Leilani laughed and Fred danced her until she was half exhausted and breathless and lost most of her edge.
"You have your way of dealing with people like her, George and I have ours."
Leili squeezed his hand gratefully. Fred had a way of making her feel better just by being near; Jo could do it too.
She muttered, "We are not inviting her to the wedding." She was joking.
Sort-of.
Not really.
Or at all.
He huffed a laugh and while she was distracted with a spin, the skirt of her blue dress—the same one she'd worn to the Yule Ball—wrapping around her legs, he extracted something from his pocket and looped it onto his pinky for temporary safe-keeping.
Suddenly, a silver orb of light crashed through the canopy and a Lynx Patronus landed amidst the revelers. All stopped and turned to look, those nearest the cat froze awkwardly mid-dance.
"The Ministry has fallen. Scrimgeour is dead. They are coming," Kingsley Shacklebolt's voice echoed and everything erupted. People panicked as the protective enchantments shattered, the crowd surged and someone screamed.

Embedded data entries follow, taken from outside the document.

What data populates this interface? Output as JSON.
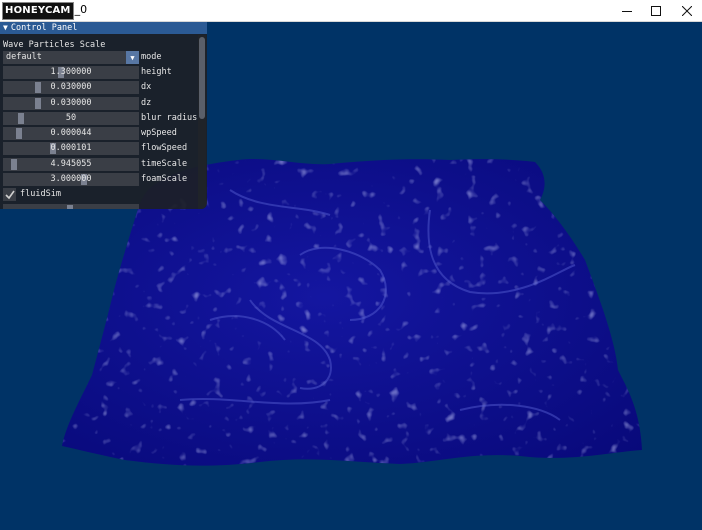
{
  "window": {
    "title_logo": "HONEYCAM",
    "title_suffix": "_0",
    "minimize_icon": "minimize-icon",
    "maximize_icon": "maximize-icon",
    "close_icon": "close-icon"
  },
  "panel": {
    "header": "Control Panel",
    "section_title": "Wave Particles Scale",
    "mode": {
      "value": "default",
      "label": "mode"
    },
    "sliders": [
      {
        "label": "height",
        "value": "1.300000",
        "fraction": 0.42
      },
      {
        "label": "dx",
        "value": "0.030000",
        "fraction": 0.24
      },
      {
        "label": "dz",
        "value": "0.030000",
        "fraction": 0.24
      },
      {
        "label": "blur radius",
        "value": "50",
        "fraction": 0.1
      },
      {
        "label": "wpSpeed",
        "value": "0.000044",
        "fraction": 0.09
      },
      {
        "label": "flowSpeed",
        "value": "0.000101",
        "fraction": 0.36
      },
      {
        "label": "timeScale",
        "value": "4.945055",
        "fraction": 0.05
      },
      {
        "label": "foamScale",
        "value": "3.000000",
        "fraction": 0.6
      }
    ],
    "checkbox": {
      "label": "fluidSim",
      "checked": true
    }
  },
  "colors": {
    "background": "#003366",
    "water": "#0a0e8a",
    "panel_header": "#2b5a94"
  }
}
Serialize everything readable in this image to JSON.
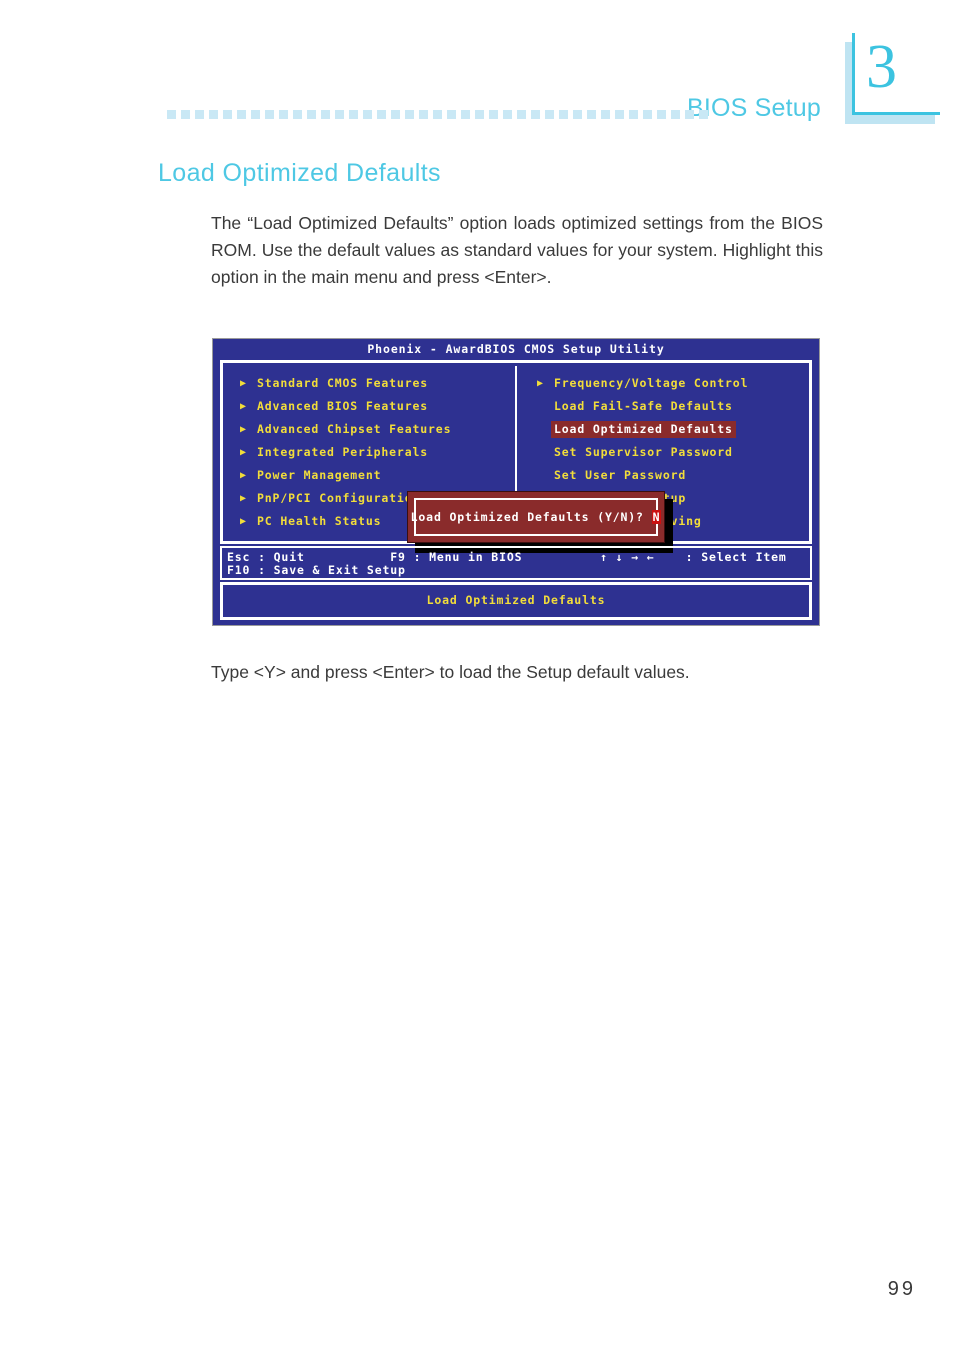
{
  "header": {
    "chapter_number": "3",
    "title": "BIOS Setup",
    "dot_count": 39,
    "accent_color": "#4ec8e4",
    "dot_color": "#c9e8f5"
  },
  "section": {
    "title": "Load Optimized Defaults",
    "intro_paragraph": "The “Load Optimized Defaults” option loads optimized settings from the BIOS ROM. Use the default values as standard values for your system. Highlight this option in the main menu and press <Enter>.",
    "outro_paragraph": "Type <Y> and press <Enter> to load the Setup default values."
  },
  "bios": {
    "title_bar": "Phoenix - AwardBIOS CMOS Setup Utility",
    "background_color": "#2e3191",
    "menu_text_color": "#f2dd3a",
    "highlight_color": "#8a2b2b",
    "left_menu": [
      {
        "label": "Standard CMOS Features",
        "arrow": true,
        "selected": false
      },
      {
        "label": "Advanced BIOS Features",
        "arrow": true,
        "selected": false
      },
      {
        "label": "Advanced Chipset Features",
        "arrow": true,
        "selected": false
      },
      {
        "label": "Integrated Peripherals",
        "arrow": true,
        "selected": false
      },
      {
        "label": "Power Management",
        "arrow": true,
        "selected": false
      },
      {
        "label": "PnP/PCI Configurations",
        "arrow": true,
        "selected": false
      },
      {
        "label": "PC Health Status",
        "arrow": true,
        "selected": false
      }
    ],
    "right_menu": [
      {
        "label": "Frequency/Voltage Control",
        "arrow": true,
        "selected": false
      },
      {
        "label": "Load Fail-Safe Defaults",
        "arrow": false,
        "selected": false
      },
      {
        "label": "Load Optimized Defaults",
        "arrow": false,
        "selected": true
      },
      {
        "label": "Set Supervisor Password",
        "arrow": false,
        "selected": false
      },
      {
        "label": "Set User Password",
        "arrow": false,
        "selected": false
      },
      {
        "label": "Save & Exit Setup",
        "arrow": false,
        "selected": false
      },
      {
        "label": "Exit Without Saving",
        "arrow": false,
        "selected": false
      }
    ],
    "key_help_line1": "Esc : Quit           F9 : Menu in BIOS          ↑ ↓ → ←    : Select Item",
    "key_help_line2": "F10 : Save & Exit Setup",
    "status_message": "Load Optimized Defaults",
    "dialog": {
      "prompt": "Load Optimized Defaults (Y/N)? ",
      "answer": "N",
      "background_color": "#8a2b2b",
      "answer_highlight_color": "#cc1111"
    }
  },
  "footer": {
    "page_number": "99"
  }
}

Death Eaters Apparated and the members of the Order were throwing protection charms up as fast as they could. Fred half dragged Leili over to Marcus and Jo as Harry and Hermione caught Ron and Disapparated.
Jo was staring at Marcus in horror. Her worst suspicions, that he had come here not to be with her, but to hurt Harry, had just been confirmed. His back went straight and his stance shifted as his death eater robes settled like smoke over his dress robes.
He didn't reach for her; he just stared at her. His eyes were big and brown and cold. She wanted to kill him. Leili dragged her away instead.
"You two need to get out of here," Fred said as they moved. "Get somewhere safe."
"We need to get these people out of here," Jo objected.
Fred agreed, "Get as many people out as you can, but do it fast, there's no time."
"I love you," Leili said, pushing up on her toes to kiss Fred before dashing off to help round up those she could before meeting back up with Jo and Apparating together to the Leaky Cauldron.
To the customers of the inn, the dozen or so people in dress clothes that suddenly Apparated into their dinnertime looked like a very fancy, rainbow colored human chain.
"Shit!" Jo swore vehemently. She waited until they were in their room before falling into heartbroken sobs.